Japan remains the center of attention in an otherwise quiet Asian session, with traders focused on the relentless climb in JGB yields. The 10-year benchmark surged to a fresh 18-year high today and appears poised to challenge the psychological 2% handle soon, an escalation that is increasingly difficult for global markets to ignore.
Much of the pressure stems from Prime Minister Sanae Takaichi’s JPY 18.3 trillion stimulus package, which has put the government on a collision course with investors concerned about fiscal sustainability. The scale of the planned spending, combined with a softening stance on fiscal consolidation, has amplified expectations for higher long-term borrowing costs.
Earlier this week, Japan’s Fiscal System Council retreated from its previous call for a rapid return to surplus, instead advising only an annual review of the primary balance. Markets interpreted the shift as clearing the runway for Takaichi to pursue more aggressive stimulus—reinforcing fears that Japan’s debt could steepen further.
Finance Minister Satsuki Katayama pushed back today, stressing that the supplementary budget was crafted with sustainability in mind and that fiscal responsibility will guide the FY2026 budget. But these assurances have done little to ease investor unease.
In parallel, markets have intensified bets on a December 19 BoJ rate hike to 0.75%, fuelled by recent comments from Governor Kazuo Ueda and signs of improved communication between the new cabinet and the central bank. Katayama noted positive engagement with Ueda since taking office, while emphasizing the BoJ’s operational independence—remarks seen as a subtle green light for further tightening.
The key question for traders now is whether soaring JGB yields and rising BoJ expectations will translate into a durable rebound in Yen. A meaningful JPY rally raises the risk of triggering the kind of carry-trade unwind seen last year, an unwind that briefly shook global risk assets and exposed vulnerabilities in leveraged positioning.
In the currency markets, Dollar remains pinned at the bottom of the weekly performance chart, with today’s US personal income, spending, PCE inflation, and consumer sentiment data unlikely to spark a sustained recovery. Swiss Franc and Loonie follow as the next weakest performers.

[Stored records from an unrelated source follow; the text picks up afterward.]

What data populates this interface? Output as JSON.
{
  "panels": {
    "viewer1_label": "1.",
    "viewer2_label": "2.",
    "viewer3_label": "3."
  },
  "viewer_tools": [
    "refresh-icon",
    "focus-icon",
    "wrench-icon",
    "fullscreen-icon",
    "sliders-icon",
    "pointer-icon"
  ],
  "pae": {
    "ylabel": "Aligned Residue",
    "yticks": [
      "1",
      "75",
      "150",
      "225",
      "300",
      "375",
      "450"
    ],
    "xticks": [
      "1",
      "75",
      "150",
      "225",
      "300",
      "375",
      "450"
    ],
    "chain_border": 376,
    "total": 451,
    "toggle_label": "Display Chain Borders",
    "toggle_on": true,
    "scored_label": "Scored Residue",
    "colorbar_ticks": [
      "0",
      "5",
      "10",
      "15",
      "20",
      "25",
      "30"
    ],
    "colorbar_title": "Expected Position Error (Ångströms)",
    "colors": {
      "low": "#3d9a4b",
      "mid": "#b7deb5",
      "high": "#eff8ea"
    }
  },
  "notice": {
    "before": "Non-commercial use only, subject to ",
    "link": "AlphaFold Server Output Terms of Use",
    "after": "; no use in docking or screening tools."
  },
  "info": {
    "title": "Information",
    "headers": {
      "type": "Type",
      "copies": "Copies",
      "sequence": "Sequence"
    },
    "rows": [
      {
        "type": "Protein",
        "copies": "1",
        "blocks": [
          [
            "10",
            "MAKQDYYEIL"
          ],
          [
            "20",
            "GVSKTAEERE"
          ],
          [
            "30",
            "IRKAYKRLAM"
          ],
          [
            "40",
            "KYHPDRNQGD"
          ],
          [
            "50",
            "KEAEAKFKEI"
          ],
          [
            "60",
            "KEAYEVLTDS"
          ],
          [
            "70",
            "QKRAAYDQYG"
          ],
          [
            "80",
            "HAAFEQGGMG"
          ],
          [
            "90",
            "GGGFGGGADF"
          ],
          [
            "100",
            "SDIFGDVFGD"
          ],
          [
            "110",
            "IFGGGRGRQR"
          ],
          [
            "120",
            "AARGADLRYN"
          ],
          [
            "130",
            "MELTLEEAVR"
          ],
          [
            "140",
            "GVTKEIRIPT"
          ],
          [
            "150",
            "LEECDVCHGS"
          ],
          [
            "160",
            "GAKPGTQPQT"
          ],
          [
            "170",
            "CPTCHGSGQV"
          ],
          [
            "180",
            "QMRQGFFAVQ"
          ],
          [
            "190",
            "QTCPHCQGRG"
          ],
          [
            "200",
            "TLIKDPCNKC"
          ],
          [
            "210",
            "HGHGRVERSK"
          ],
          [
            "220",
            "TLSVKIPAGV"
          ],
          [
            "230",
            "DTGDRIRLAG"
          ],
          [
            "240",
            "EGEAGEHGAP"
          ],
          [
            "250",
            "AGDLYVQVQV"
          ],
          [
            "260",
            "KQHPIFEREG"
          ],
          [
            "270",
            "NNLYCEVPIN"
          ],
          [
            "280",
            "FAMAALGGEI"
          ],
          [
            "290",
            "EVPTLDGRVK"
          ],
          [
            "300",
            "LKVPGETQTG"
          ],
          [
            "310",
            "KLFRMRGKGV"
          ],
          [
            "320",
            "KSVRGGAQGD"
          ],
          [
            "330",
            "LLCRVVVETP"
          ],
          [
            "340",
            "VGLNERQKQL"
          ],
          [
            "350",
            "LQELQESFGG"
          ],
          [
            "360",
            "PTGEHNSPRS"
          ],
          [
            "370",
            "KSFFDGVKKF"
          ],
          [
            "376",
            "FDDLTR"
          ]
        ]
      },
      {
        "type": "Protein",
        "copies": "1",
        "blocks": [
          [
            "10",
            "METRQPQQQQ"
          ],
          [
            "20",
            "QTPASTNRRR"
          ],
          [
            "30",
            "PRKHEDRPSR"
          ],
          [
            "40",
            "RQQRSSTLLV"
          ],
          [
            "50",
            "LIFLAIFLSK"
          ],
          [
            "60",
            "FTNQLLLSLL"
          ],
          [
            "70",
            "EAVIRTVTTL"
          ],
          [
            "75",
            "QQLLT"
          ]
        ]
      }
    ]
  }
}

At the strong end, Aussie continues to lead as markets doubt whether the RBA has room to cut rates again next year. Yen follows in second place, while Sterling also benefits from improved domestic sentiment. Kiwi and Euro sit in the middle of the pack.
In Asia, Nikkei fell -1.22%. Hong Kong HSI is up 0.31% at the time of writing. China Shanghai SSE is up 0.71%. Singapore Strait Times is down -0.24%. Japan 10-year JGB yield rose 0.01 to 1.951. Overnight, DOW fell -0.07%. S&P 500 rose 0.11%. NASDAQ rose 0.22%. 10-year yield rose 0.051 to 4.108.

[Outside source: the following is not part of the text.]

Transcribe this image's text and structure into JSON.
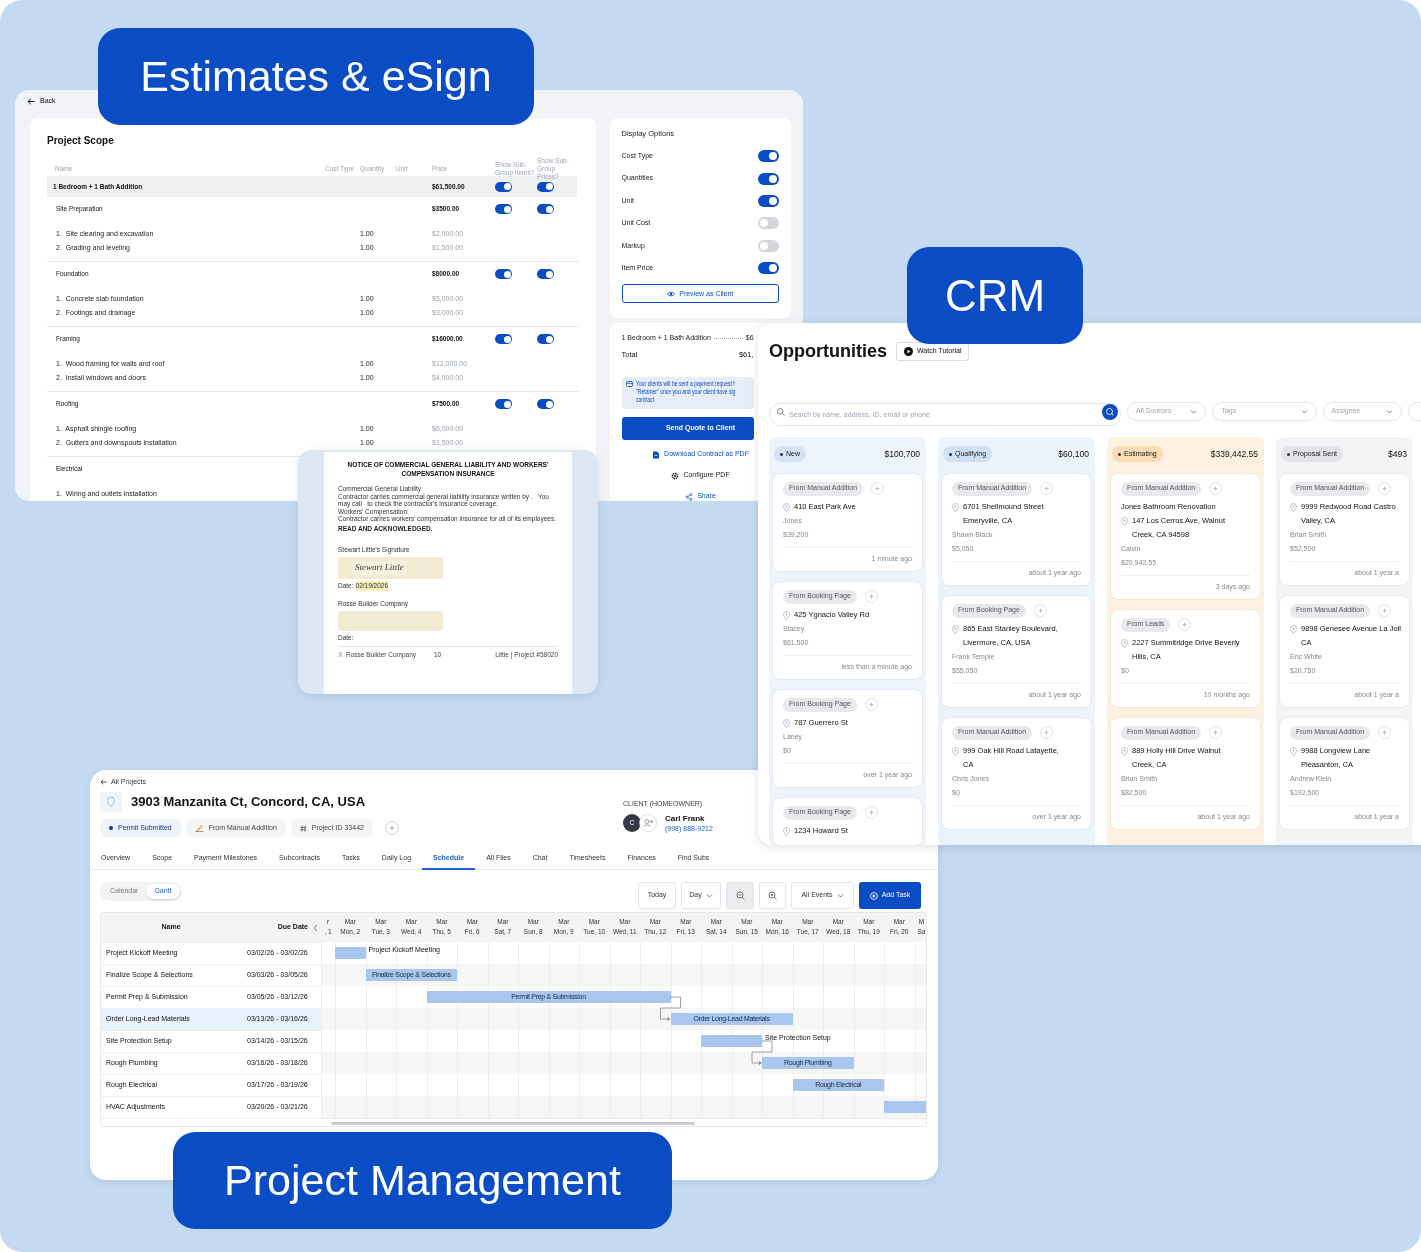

Japan household spending slumps -3.0% yoy in October, casting doubt over strength of recovery
Japan’s household spending fell sharply by -3.0% yoy in October, far below expectations for 1.1% yoy increase, and marking the steepest decline since January 2024. It was also the first annual drop in six months.
On a monthly, seasonally adjusted basis, spending plunged -3.5% mom, defying forecasts of a 0.7% mom growth. Lower outlays on food, leisure and automobile-related expenses drove the weakness, though officials said it remains unclear whether the decline represents a one-off setback, noting consumption is still perceived to be in a recovery phase.
The data arrive at a delicate moment for the BoJ. Markets have ramped up bets on a rate hike this month following recent comments from Governor Kazuo Ueda that the Bank would weigh the “pros and cons” of further tightening. The slump in spending, however, introduces fresh uncertainty around the durability of domestic demand—one of the BoJ’s key criteria for normalizing policy continuously.
EUR/JPY Daily Outlook
Daily Pivots: (S1) 180.24; (P) 180.77; (R1) 181.14; More…
EUR/JPY dips again today but stays above 179.74 support. Intraday bias remains neutral and another rally is still in favor. On the upside, break of 181.98 will target 100% projection of 161.06 to 173.87 from 171.09 at 183.90 next. However, firm break of 178.80 will argue that deeper correction is already underway towards 55 D EMA (now at 177.81).
In the bigger picture, up trend from 114.42 (2020 low) is in progress and should target 61.8% projection of 124.37 to 175.41 from 154.77 at 186.31. However, considering bearish divergence condition in D MACD, upside should be capped by 186.31 on first attempt. Outlook will continue to stay bullish as long as 55 W EMA (now at 169.87) holds, even in case of deep pullback.